Working Like the Chinese—or for Them
The Objective, October 26, 2025
The West is obsessed with China’s rise but usually draws the wrong lesson. The key is not the state planning admired by some enlightened Europeans—starting with Mario Draghi—but the fact that China, unlike Europe, prioritizes production over consumption. Relative to its GDP, its state is smaller than Europe’s and finances a larger share of its spending through consumption taxes. Its welfare state is about one-third the size of Europe’s and half that of the United States: social spending stands around 10 percent of GDP, compared with 30 percent in Europe. Its investment rate is twice Sweden’s, which in turn doubles Spain’s.
It is true that China lacks political freedom. But Europeans fail to see how far we have already dismantled the very freedoms that once made us prosperous: the freedoms to produce, take risks, and compete. We have replaced the negative liberty of being free from state coercion—which includes the right to decide what to produce and what risks to take—with a pseudo-positive liberty that, in the futile attempt to plan “the common good,” strangles all initiative.
Progress is born of spontaneous order and creative destruction, not of the bureaucratic order that dominates the European project. Such spontaneous order requires laws that limit power and make its exercise predictable, not an arsenal of Byzantine directives and moral creeds crafted to please small yet strident elites.
Meanwhile, China plays a different game. Its taxes fall more on consumers than on producers, preserving individual incentives to work hard, save, and invest. The state directs resources across sectors, reserving a large share for collective projects—from science to highways and defense. Yet in many industries it allows fierce competition among firms, so that today its economy offers greater real room to create wealth.
In contrast, Europe boasts of rights but regulates to the point of suffocation, punishing those who compete, innovate, and produce. Spain is the most exaggerated negative of China: we heavily tax labor, even at modest income levels, while taxing consumption little—and even stimulating it through ever-rising public spending financed by credit from our more frugal neighbors.
In many respects, we are a low-cost caricature of a Europe in free fall. Driven by voters, our rulers confine themselves to buying votes through subsidies, pensions, and public salaries. As a result, we have neglected all kinds of infrastructure and collective effort. This is already evident in railways, highways, and defense, where investment has nearly vanished.
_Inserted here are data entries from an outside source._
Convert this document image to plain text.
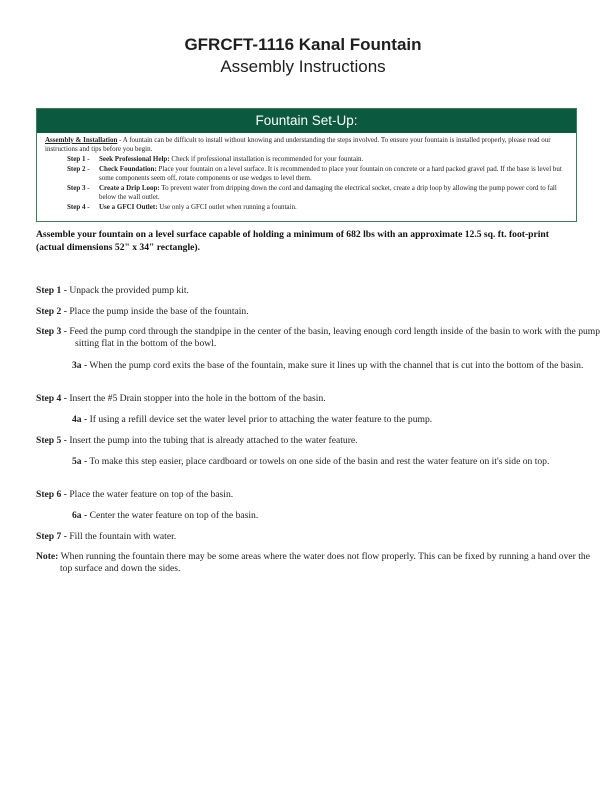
GFRCFT-1116 Kanal Fountain
Assembly Instructions
Fountain Set-Up:

Assembly & Installation - A fountain can be difficult to install without knowing and understanding the steps involved. To ensure your fountain is installed properly, please read our instructions and tips before you begin.

Step 1 -	Seek Professional Help: Check if professional installation is recommended for your fountain.
Step 2 -	Check Foundation: Place your fountain on a level surface. It is recommended to place your fountain on concrete or a hard packed gravel pad. If the base is level but some components seem off, rotate components or use wedges to level them.
Step 3 -	Create a Drip Loop: To prevent water from dripping down the cord and damaging the electrical socket, create a drip loop by allowing the pump power cord to fall below the wall outlet.
Step 4 -	Use a GFCI Outlet: Use only a GFCI outlet when running a fountain.
Assemble your fountain on a level surface capable of holding a minimum of 682 lbs with an approximate 12.5 sq. ft. foot-print (actual dimensions 52" x 34" rectangle).
Step 1 - Unpack the provided pump kit.
Step 2 - Place the pump inside the base of the fountain.
Step 3 - Feed the pump cord through the standpipe in the center of the basin, leaving enough cord length inside of the basin to work with the pump sitting flat in the bottom of the bowl.
3a - When the pump cord exits the base of the fountain, make sure it lines up with the channel that is cut into the bottom of the basin.
Step 4 - Insert the #5 Drain stopper into the hole in the bottom of the basin.
4a - If using a refill device set the water level prior to attaching the water feature to the pump.
Step 5 - Insert the pump into the tubing that is already attached to the water feature.
5a - To make this step easier, place cardboard or towels on one side of the basin and rest the water feature on it's side on top.
Step 6 - Place the water feature on top of the basin.
6a - Center the water feature on top of the basin.
Step 7 - Fill the fountain with water.
Note: When running the fountain there may be some areas where the water does not flow properly. This can be fixed by running a hand over the top surface and down the sides.
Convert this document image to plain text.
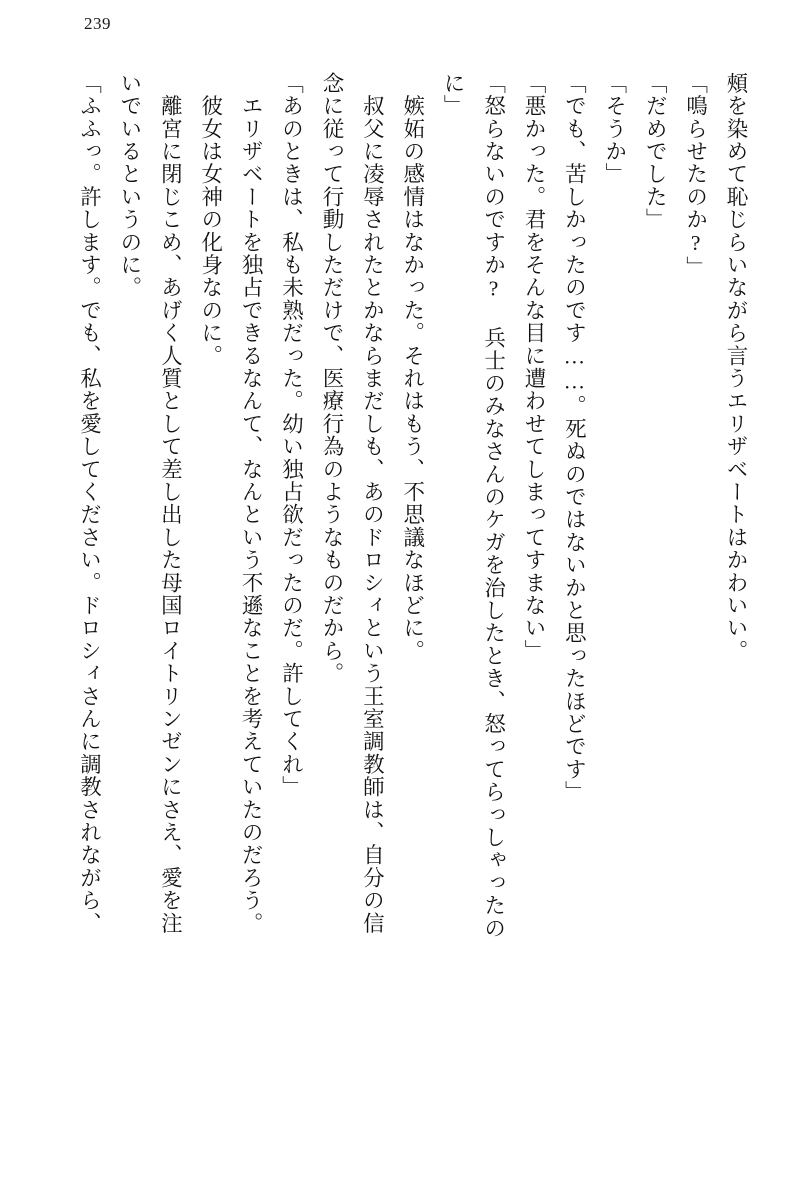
239
頰を染めて恥じらいながら言うエリザベートはかわいい。
「鳴らせたのか?」
「だめでした」
「そうか」
「でも、苦しかったのです……。死ぬのではないかと思ったほどです」
「悪かった。君をそんな目に遭わせてしまってすまない」
「怒らないのですか? 兵士のみなさんのケガを治したとき、怒ってらっしゃったの
に」
　嫉妬の感情はなかった。それはもう、不思議なほどに。
　叔父に凌辱されたとかならまだしも、あのドロシィという王室調教師は、自分の信
念に従って行動しただけで、医療行為のようなものだから。
「あのときは、私も未熟だった。幼い独占欲だったのだ。許してくれ」
　エリザベートを独占できるなんて、なんという不遜なことを考えていたのだろう。
　彼女は女神の化身なのに。
　離宮に閉じこめ、あげく人質として差し出した母国ロイトリンゼンにさえ、愛を注
いでいるというのに。
「ふふっ。許します。でも、私を愛してください。ドロシィさんに調教されながら、
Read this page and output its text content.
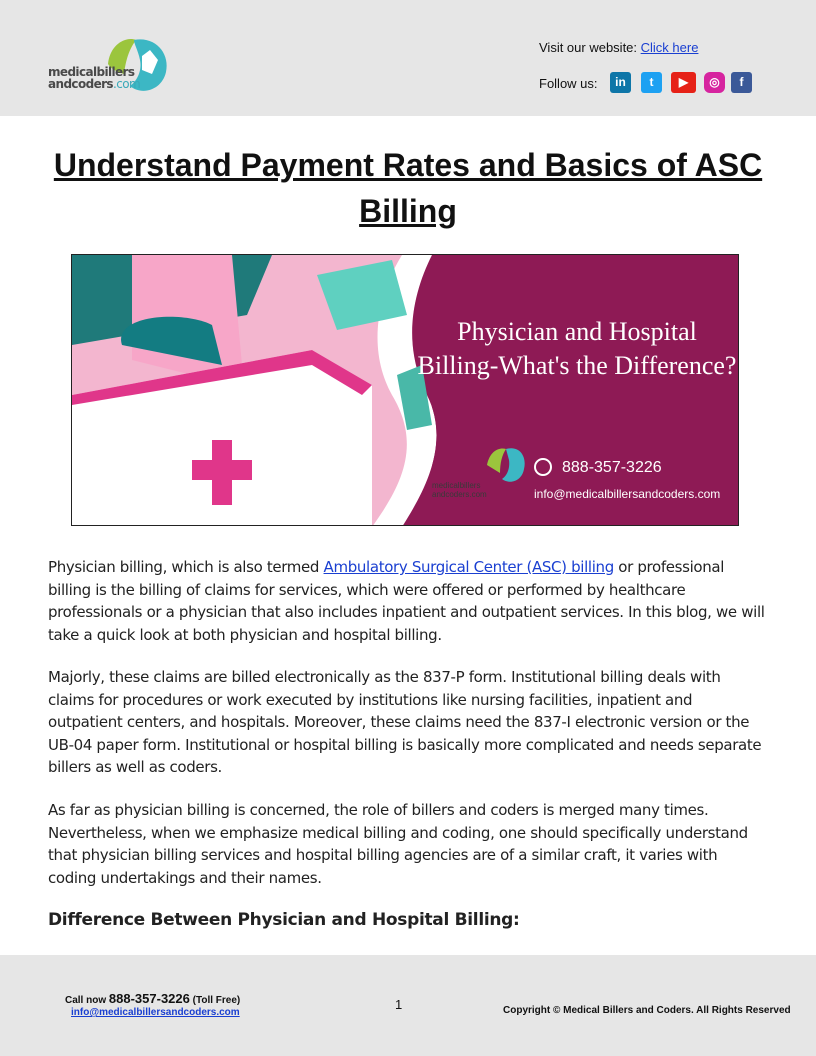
medicalbillers
andcoders.com
Visit our website: Click here
Follow us:	in	t	▶	◎	f
Understand Payment Rates and Basics of ASC Billing
Physician and Hospital Billing-What's the Difference?
888-357-3226
info@medicalbillersandcoders.com
medicalbillers
andcoders.com
Physician billing, which is also termed Ambulatory Surgical Center (ASC) billing or professional billing is the billing of claims for services, which were offered or performed by healthcare professionals or a physician that also includes inpatient and outpatient services. In this blog, we will take a quick look at both physician and hospital billing.
Majorly, these claims are billed electronically as the 837-P form. Institutional billing deals with claims for procedures or work executed by institutions like nursing facilities, inpatient and outpatient centers, and hospitals. Moreover, these claims need the 837-I electronic version or the UB-04 paper form. Institutional or hospital billing is basically more complicated and needs separate billers as well as coders.
As far as physician billing is concerned, the role of billers and coders is merged many times. Nevertheless, when we emphasize medical billing and coding, one should specifically understand that physician billing services and hospital billing agencies are of a similar craft, it varies with coding undertakings and their names.
Difference Between Physician and Hospital Billing:
Call now 888-357-3226 (Toll Free)
info@medicalbillersandcoders.com
1	Copyright © Medical Billers and Coders. All Rights Reserved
It is subtler—and more perverse—in education. We spend lavishly to provide mass schooling with little added value. Much of our education has ceased to be a long-term investment and become mere consumption. In this paradigm of trivialized freedom, Spaniards are free to pursue abundant education, but it no longer opens real opportunities.
From the left, we once believed that those without means could not be free—and there is much truth in that. Yet permanent subsidized dependency enslaves even more, turning citizens into moral pensioners. Much of Europe has lost its ethical and economic nerve because it has normalized state tutelage and relegated personal responsibility to the realm of the eccentric.
The alternative is not to copy Chinese authoritarianism, nor to multiply the futile waste of the Next Generation EU plan, but to recover a liberty grounded in law, sustained by responsibility, and inspired by effort. Without it, there can be neither prosperity nor a sustainable democracy.
If we are not free again to produce, innovate, and compete, we will not need to lose political freedom; losing economic freedom will suffice. It will be a voluntary and painful surrender—because if we refuse to work like the Chinese, we will end up working for them.